The advantage is that these applications can also be used for other online services. Thus, it’s quite possible to use Google Authenticator to protect its access on LastPass, Coinbase, Binance, Slack, Amazon Web Services, Facebook and ProtonMail, for example. Other apps do it too, such as Authy or Duo Mobile.
At Apple, however, no need for an application, the mobile device is enough (iPhone, iPad). Each time an iCloud or Apple ID connection is attempted, the user receives a single-use code directly from the iOS system.
For its part, Twitter relies on its mobile application to send the user a code of this type. And at Facebook, several options of double authentication are available. In addition to the application of single-use codes, the social network proposes to receive a code by SMS or to connect a security key.
This last case is a bit the ultimate method of double authentication. The best-known actor in this field is Yubico who has an entire range of security keys. They offer several methods such as TOTP individual use codes or the U2F standard. But there are also other providers like Neowave or Key-ID. You choose.
Great article, more people should be aware of this!! Everyone needs this or the everykey I believe it is called.

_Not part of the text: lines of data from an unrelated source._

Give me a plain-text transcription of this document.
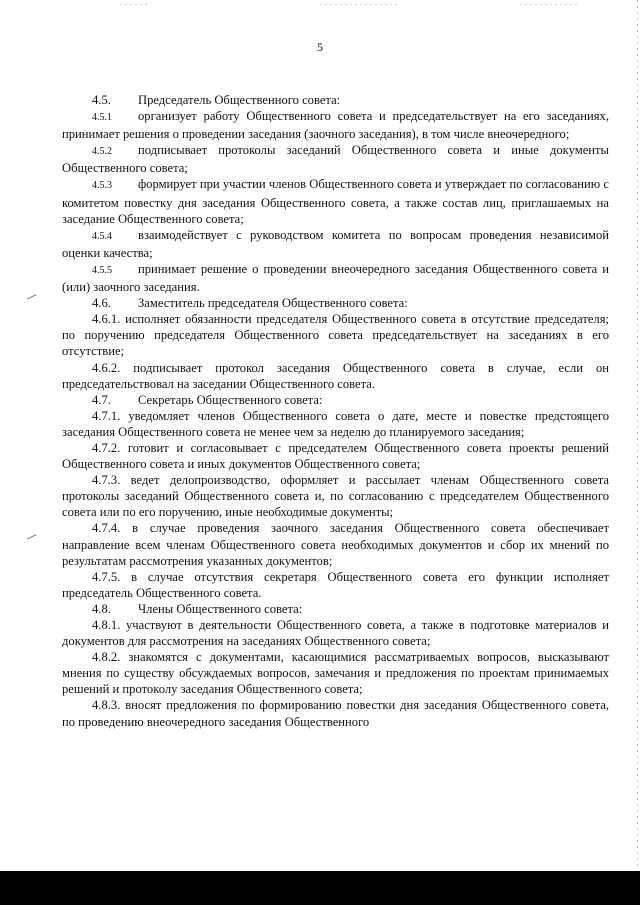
5

4.5. Председатель Общественного совета:

4.5.1 организует работу Общественного совета и председательствует на его заседаниях, принимает решения о проведении заседания (заочного заседания), в том числе внеочередного;

4.5.2 подписывает протоколы заседаний Общественного совета и иные документы Общественного совета;

4.5.3 формирует при участии членов Общественного совета и утверждает по согласованию с комитетом повестку дня заседания Общественного совета, а также состав лиц, приглашаемых на заседание Общественного совета;

4.5.4 взаимодействует с руководством комитета по вопросам проведения независимой оценки качества;

4.5.5 принимает решение о проведении внеочередного заседания Общественного совета и (или) заочного заседания.

4.6. Заместитель председателя Общественного совета:

4.6.1. исполняет обязанности председателя Общественного совета в отсутствие председателя; по поручению председателя Общественного совета председательствует на заседаниях в его отсутствие;

4.6.2. подписывает протокол заседания Общественного совета в случае, если он председательствовал на заседании Общественного совета.

4.7. Секретарь Общественного совета:

4.7.1. уведомляет членов Общественного совета о дате, месте и повестке предстоящего заседания Общественного совета не менее чем за неделю до планируемого заседания;

4.7.2. готовит и согласовывает с председателем Общественного совета проекты решений Общественного совета и иных документов Общественного совета;

4.7.3. ведет делопроизводство, оформляет и рассылает членам Общественного совета протоколы заседаний Общественного совета и, по согласованию с председателем Общественного совета или по его поручению, иные необходимые документы;

4.7.4. в случае проведения заочного заседания Общественного совета обеспечивает направление всем членам Общественного совета необходимых документов и сбор их мнений по результатам рассмотрения указанных документов;

4.7.5. в случае отсутствия секретаря Общественного совета его функции исполняет председатель Общественного совета.

4.8. Члены Общественного совета:

4.8.1. участвуют в деятельности Общественного совета, а также в подготовке материалов и документов для рассмотрения на заседаниях Общественного совета;

4.8.2. знакомятся с документами, касающимися рассматриваемых вопросов, высказывают мнения по существу обсуждаемых вопросов, замечания и предложения по проектам принимаемых решений и протоколу заседания Общественного совета;

4.8.3. вносят предложения по формированию повестки дня заседания Общественного совета, по проведению внеочередного заседания Общественного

Thx man! Yes that would be so great!
It will be fantastic if Steemit had double authentication, we all know that's here you are full responsible for your security! :D Good post :D
Yes exactly! Thx man! ;-)
This post has received a 1.01 % upvote from @booster thanks to: @vijbzabyss.
Hmm I don't think everything requires two factor auth or MFA. I also wouldn't want to trust one specific autheticator provider to be the sole provider to be used for example Yubikey. Btw it is really easy to steal a Yubikey from a co worker or anyone who has one. Not that I've done this, but we had a co worker who tried to prove a point by hiding Yubikeys of people that left them lying around the desk.
Yes I agree but the password isn't enough nowadays, don't you think?
Something for you to read: https://hal.archives-ouvertes.fr/hal-01759199/document
The guy who wrote it is on steemit btw!